Over summer, we coordinate water quality sampling at over 80 freshwater and coastal sites in the Greater Wellington Region. We monitor from mid-November to 31 March. We use the bacterial contamination history of each site, and recent or forecasted rain to predict whether a site is safe to swim at.
For toxic algae, high priority sites have been identified from historical toxic algae monitoring records. These are now routinely checked for toxic algae, depending on local river conditions.
When there is an alert or warning at a particular site, it is added to the interactive map on the Land, Air, Water Aotearoa (LAWA) website.
In our region, we use a "risk model" to calculate where it is safe to swim, rather than just using the latest physical monitoring results at a particular swimming site.
We use this method because it provides more timely information about the suitability for swimming at popular swimming sites. The latest monitoring results are only updated once a week or fortnight, but the overall swimming risk rating is updated every hour. This means that our region's predictions not only uses our sampling data, but also take into account changes in water quality due to recent and forecast rain, and the "long term grade" of the site.
When we know about any sewage spills and infrastructure issues, we add these warnings to the interactive map as well. If water quality at any location becomes a public health risk, we will issue a public health alert through the media and local authorities.
Long term grades
Our monitoring data is also used to calculate long term microbiological water quality grades, or the "microbiological history" of each site. This is done in accordance with national guidelines.
This assessment generates a rating on the map which should gives you a good idea of water quality at your favourite swimming spot on any given day.
If your local swimming spot has a poor "long term grade", this doesn't necessarily mean it's unsafe to swim in. It means that there is an increased risk of getting sick if you were to swim there, compared to a site that has a better grade.
Poor water quality causes
The cause of poor water quality depends on the land use in the surrounding area or upstream catchment.
In rural areas: The most common source of pollution is agricultural land use.
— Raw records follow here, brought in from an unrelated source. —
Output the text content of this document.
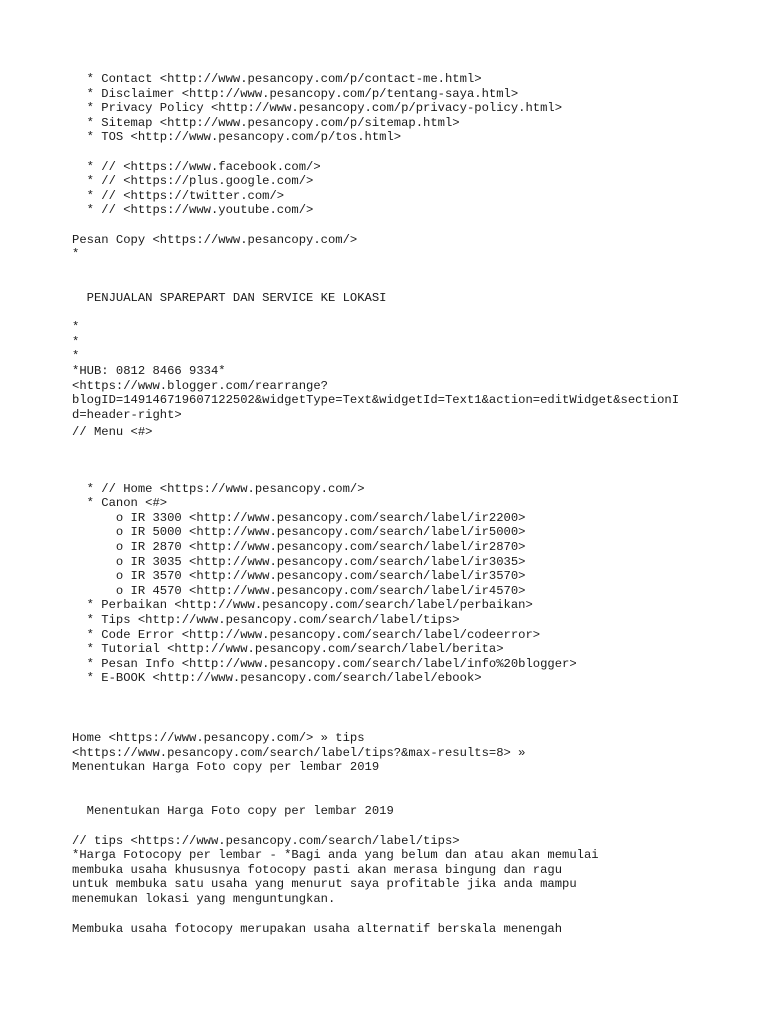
* Contact <http://www.pesancopy.com/p/contact-me.html>
* Disclaimer <http://www.pesancopy.com/p/tentang-saya.html>
* Privacy Policy <http://www.pesancopy.com/p/privacy-policy.html>
* Sitemap <http://www.pesancopy.com/p/sitemap.html>
* TOS <http://www.pesancopy.com/p/tos.html>
* // <https://www.facebook.com/>
* // <https://plus.google.com/>
* // <https://twitter.com/>
* // <https://www.youtube.com/>
Pesan Copy <https://www.pesancopy.com/>
*
PENJUALAN SPAREPART DAN SERVICE KE LOKASI
*
*
*
*HUB: 0812 8466 9334*
<https://www.blogger.com/rearrange?
blogID=1491467196071225​02&widgetType=Text&widgetId=Text1&action=editWidget&sectionI
d=header-right>
// Menu <#>
* // Home <https://www.pesancopy.com/>
* Canon <#>
o IR 3300 <http://www.pesancopy.com/search/label/ir2200>
o IR 5000 <http://www.pesancopy.com/search/label/ir5000>
o IR 2870 <http://www.pesancopy.com/search/label/ir2870>
o IR 3035 <http://www.pesancopy.com/search/label/ir3035>
o IR 3570 <http://www.pesancopy.com/search/label/ir3570>
o IR 4570 <http://www.pesancopy.com/search/label/ir4570>
* Perbaikan <http://www.pesancopy.com/search/label/perbaikan>
* Tips <http://www.pesancopy.com/search/label/tips>
* Code Error <http://www.pesancopy.com/search/label/codeerror>
* Tutorial <http://www.pesancopy.com/search/label/berita>
* Pesan Info <http://www.pesancopy.com/search/label/info%20blogger>
* E-BOOK <http://www.pesancopy.com/search/label/ebook>
Home <https://www.pesancopy.com/> » tips
<https://www.pesancopy.com/search/label/tips?&max-results=8> »
Menentukan Harga Foto copy per lembar 2019
Menentukan Harga Foto copy per lembar 2019
// tips <https://www.pesancopy.com/search/label/tips>
*Harga Fotocopy per lembar - *Bagi anda yang belum dan atau akan memulai
membuka usaha khususnya fotocopy pasti akan merasa bingung dan ragu
untuk membuka satu usaha yang menurut saya profitable jika anda mampu
menemukan lokasi yang menguntungkan.
Membuka usaha fotocopy merupakan usaha alternatif berskala menengah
In wet weather, excess rainwater flows over farms and into nearby streams and rivers, picking up manure and other contaminants along the way. In dry weather, stock defecating directly into streams or rivers can cause contamination of swimming spots. Septic tanks can also be a source of contamination in rural areas.
In urban areas: Storm water and sewer leaks or overflows are the main sources of contamination. During wet weather, rainwater from roofs, roads, car parks and other surfaces is piped directly into rivers, streams and the coast. Along its travels, this storm water picks up sediment, rubbish, animal faeces and other contaminants.
During very heavy or prolonged rainfall, sewage overflows can result in untreated sewage being discharged to rivers or the coast via the storm water system.